26 This law, entitled “That the Viceroys, Presidents, and Governors grant a courteous audience to the Protectors,” dates from 1622, and states, “We entrust and order the Viceroys, Presidents and Governors to grant a courteous audience to the Protectors and Defenders of the Indians. And, whenever they appear to report on their affairs or difficulties and request that the laws be complied with and documents be provided to that effect, that they be heard with great attention and in such a manner that because they were courteously received and heard, they will be inspired to defend and protect the Indians even more.” Recopilación de Leyes, 2:244.
27 The mission priests had been upset since Mexican independence that the government had been taking some land claimed by the missions and distributing it to private individuals, especially former soldiers. In a letter to the missionaries at San Gabriel on August 31,1823, Governor Argüello had argued that his own responsibility extended to all inhabitants of California, not only to the missionaries, and served notice that the missions could not expect to remain sole owners of so much land in California. Bancroft, California, 2:487-488.

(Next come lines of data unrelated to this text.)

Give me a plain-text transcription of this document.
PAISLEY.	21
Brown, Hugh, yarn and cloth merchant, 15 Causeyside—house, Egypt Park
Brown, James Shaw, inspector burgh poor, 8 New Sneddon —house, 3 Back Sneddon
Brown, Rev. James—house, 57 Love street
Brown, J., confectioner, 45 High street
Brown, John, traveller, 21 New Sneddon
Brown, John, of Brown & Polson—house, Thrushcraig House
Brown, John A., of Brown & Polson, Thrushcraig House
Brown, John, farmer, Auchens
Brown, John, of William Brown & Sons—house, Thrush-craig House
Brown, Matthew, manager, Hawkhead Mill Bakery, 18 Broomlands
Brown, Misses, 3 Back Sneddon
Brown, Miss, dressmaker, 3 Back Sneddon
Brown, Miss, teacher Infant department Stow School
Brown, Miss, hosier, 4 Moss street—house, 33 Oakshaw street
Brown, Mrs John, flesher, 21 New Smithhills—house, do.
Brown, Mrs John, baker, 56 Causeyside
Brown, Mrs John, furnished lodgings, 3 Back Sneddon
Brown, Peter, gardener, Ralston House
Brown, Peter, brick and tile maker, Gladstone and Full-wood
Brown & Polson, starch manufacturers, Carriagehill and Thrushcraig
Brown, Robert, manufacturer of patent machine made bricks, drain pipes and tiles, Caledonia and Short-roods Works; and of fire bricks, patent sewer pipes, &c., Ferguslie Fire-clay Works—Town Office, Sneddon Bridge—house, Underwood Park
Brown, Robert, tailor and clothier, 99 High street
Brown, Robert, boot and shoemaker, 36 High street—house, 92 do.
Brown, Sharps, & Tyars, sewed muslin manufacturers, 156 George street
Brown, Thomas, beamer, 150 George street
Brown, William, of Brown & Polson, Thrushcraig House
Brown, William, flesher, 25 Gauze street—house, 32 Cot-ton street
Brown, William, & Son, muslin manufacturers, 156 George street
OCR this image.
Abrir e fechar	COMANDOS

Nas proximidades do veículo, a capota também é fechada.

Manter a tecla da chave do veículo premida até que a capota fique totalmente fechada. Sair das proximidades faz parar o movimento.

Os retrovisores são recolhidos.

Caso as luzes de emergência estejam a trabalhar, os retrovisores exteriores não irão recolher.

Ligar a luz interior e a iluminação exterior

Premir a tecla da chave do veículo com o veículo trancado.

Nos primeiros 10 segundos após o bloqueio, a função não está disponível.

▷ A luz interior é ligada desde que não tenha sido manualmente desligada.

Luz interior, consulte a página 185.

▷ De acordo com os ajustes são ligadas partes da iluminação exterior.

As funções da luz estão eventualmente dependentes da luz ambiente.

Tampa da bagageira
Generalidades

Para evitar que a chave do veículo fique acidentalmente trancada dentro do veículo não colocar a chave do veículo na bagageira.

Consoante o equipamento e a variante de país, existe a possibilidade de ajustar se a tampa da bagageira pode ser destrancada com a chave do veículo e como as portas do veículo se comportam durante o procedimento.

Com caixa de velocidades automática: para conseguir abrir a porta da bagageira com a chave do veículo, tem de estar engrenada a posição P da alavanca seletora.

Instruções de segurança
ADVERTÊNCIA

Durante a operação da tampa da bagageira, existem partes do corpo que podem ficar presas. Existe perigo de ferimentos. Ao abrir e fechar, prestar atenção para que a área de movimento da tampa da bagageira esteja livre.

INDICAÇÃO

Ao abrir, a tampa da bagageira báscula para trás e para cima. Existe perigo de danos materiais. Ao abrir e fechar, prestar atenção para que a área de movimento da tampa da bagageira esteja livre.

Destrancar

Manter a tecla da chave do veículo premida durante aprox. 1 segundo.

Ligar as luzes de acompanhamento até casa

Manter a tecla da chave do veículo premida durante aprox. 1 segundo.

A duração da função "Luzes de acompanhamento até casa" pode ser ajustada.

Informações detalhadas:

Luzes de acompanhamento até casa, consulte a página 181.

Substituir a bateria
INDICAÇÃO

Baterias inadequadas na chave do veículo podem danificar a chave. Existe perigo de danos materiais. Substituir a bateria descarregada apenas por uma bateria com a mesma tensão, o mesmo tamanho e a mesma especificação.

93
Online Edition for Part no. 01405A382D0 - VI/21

28 Sarría is here referring to the fall session of the Diputación, He argued on September 14 that some settlers had received too much land, and that a portion of it ought to be taken away from them and distributed to the Indians. As Sarría states in this letter, the body referred the entire matter to the central government. Bancroft, California, 2:513.
29 Sarría had made the same point in a letter to Argüello on March 22, 1824. The Governor had written Sarría and complained that he had heard that some of the priests were criticizing the civil government for the tax rate it had imposed on the missions. Sarría responded that the complaints went deeper than Argüello realized. He wrote, “I have to say in return that those mentioned in your letter are not the only ones who have expressed themselves in such bitter terms … There are others who ask permission to retire, and who want to renounce a service which they cannot exercise without subjecting the neophytes to hard slavery.” Engelhardt, Missions, and Missionaries, 2:187-188.
30 An allusion to Luke 10:2, in which Jesus tells his disciples, “The harvest is plentiful, but the laborers are few. Pray therefore the Lord of the harvest to send outlaborers into his harvest.”